Comparison Atmosfera SPK F4M vs Atmosfera SPK F2M

The total area of the absorbing surface of the collector. For kits with multiple collectors (see "Number of collectors"), the area for one device is indicated.

Note that the meaning of this parameter depends on the type of collector (see the relevant paragraph). In flat devices, we are talking about the working area — the size of the surface that is exposed to sunlight. In tubular models (vacuum, thermosiphon), where tubes play the role of an absorber, the total surface area of the tubes is taken into account — including that which is “in the shade” during operation and is not heated by the sun. Special reflectors can be used to overcome this problem.

All of the above means that only collectors of the same type and similar design can be compared with each other in terms of absorber area. If we talk about such a comparison, then a large area, on the one hand, provides greater efficiency and heating speed, and, on the other hand, it accordingly affects the dimensions of the device and the amount of space required for its installation. Thus, the total area of a flat collector approximately corresponds to the area of the working surface; it is slightly larger, but this difference is small. But in tubular models, there is a paradox when the total area is less than the absorber area.

Collector efficiency.

Initially, the term "efficiency" refers to a characteristic that describes the overall efficiency of the device — in other words, this coefficient indicates how much of the energy supplied to the device (in this case, solar) goes to useful work (in this case, heating the medium). However, in the case of solar collectors, the actual efficiency depends not only on the properties of the device itself but also on environmental conditions and some features of operation. Therefore, the specs usually indicate the maximum value of this parameter — the so-called optical efficiency, or "efficiency at zero heat loss." It is denoted by the symbol η₀ and depends solely on the properties of the device itself — namely, the absorption coefficient α, the glass transparency coefficient t and the efficiency of heat transfer from the absorber to the coolant Fr. In turn, the real efficiency (η) is calculated for each specific situation using a special formula that takes into account the temperature difference inside and outside the collector, the density of solar radiation entering the device, as well as special heat loss coefficients k1 and k2. Anyway, this indicator will be lower than the maximum — at least because the temperatures inside and outside the device will inevitably be different (and the higher this difference, the higher the heat loss).
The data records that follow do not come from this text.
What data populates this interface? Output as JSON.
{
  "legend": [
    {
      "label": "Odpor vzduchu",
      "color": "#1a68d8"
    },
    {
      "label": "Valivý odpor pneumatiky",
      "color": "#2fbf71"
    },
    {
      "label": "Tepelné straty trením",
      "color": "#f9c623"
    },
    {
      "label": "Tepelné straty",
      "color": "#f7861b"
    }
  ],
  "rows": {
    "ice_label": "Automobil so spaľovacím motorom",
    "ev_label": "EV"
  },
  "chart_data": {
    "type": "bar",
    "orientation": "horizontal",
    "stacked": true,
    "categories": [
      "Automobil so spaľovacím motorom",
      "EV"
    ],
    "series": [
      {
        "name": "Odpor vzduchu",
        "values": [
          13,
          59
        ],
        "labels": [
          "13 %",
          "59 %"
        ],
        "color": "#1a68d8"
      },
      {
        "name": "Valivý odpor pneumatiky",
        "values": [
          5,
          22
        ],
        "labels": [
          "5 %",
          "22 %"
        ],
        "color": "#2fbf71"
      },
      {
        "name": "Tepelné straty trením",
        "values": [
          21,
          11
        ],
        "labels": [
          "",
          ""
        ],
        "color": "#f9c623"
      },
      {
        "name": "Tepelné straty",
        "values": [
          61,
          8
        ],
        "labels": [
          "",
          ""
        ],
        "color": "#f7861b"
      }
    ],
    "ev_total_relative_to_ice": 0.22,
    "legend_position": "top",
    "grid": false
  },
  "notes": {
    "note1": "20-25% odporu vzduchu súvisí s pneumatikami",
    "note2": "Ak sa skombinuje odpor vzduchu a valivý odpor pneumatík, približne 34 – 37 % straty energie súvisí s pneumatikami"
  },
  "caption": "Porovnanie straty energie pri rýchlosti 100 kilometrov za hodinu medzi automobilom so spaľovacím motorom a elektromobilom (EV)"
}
Nevertheless, it is most convenient to evaluate the specs of a solar collector and compare it with oth...er models precisely by the maximum efficiency: under the same practical conditions (and with the same values of the coefficients k1 and k2), a device with a higher efficiency will be more efficient than a device with a lower one. .

In general, higher efficiency values allow to achieve the corresponding efficiency, while the collector area can be relatively small (which, accordingly, also has a positive effect on dimensions and price). This parameter is especially important if the device is planned to be used in the cold season, in an area with a relatively small amount of sunlight, or if there is not much space for the collector and it is impossible to use a large-area device. On the other hand, to increase efficiency, specific design solutions are required — and they just complicate and increase the cost of the design. Therefore, when choosing according to this indicator, it is worth considering the features of the use of the collector. For example, if the device is bought for a summer residence in the southern region, where it is planned to visit only in summer, relatively little water is required and there are no problems with sunny weather — you can not pay much attention to efficiency.

The heat loss coefficient k1 to which the collector corresponds.

This indicator is purely reference: along with the coefficient k2, it is used to calculate the actual efficiency of the device in a particular situation (for more details, see "Efficiency"). However, a lower k1 gives less heat loss and higher real efficiency.

The heat loss coefficient k2 to which the collector corresponds.

This indicator is purely reference: along with the coefficient k1, it is used to calculate the actual efficiency of the device in a particular situation (for more details, see "Efficiency"). However, a lower k2 gives less heat loss and higher real efficiency.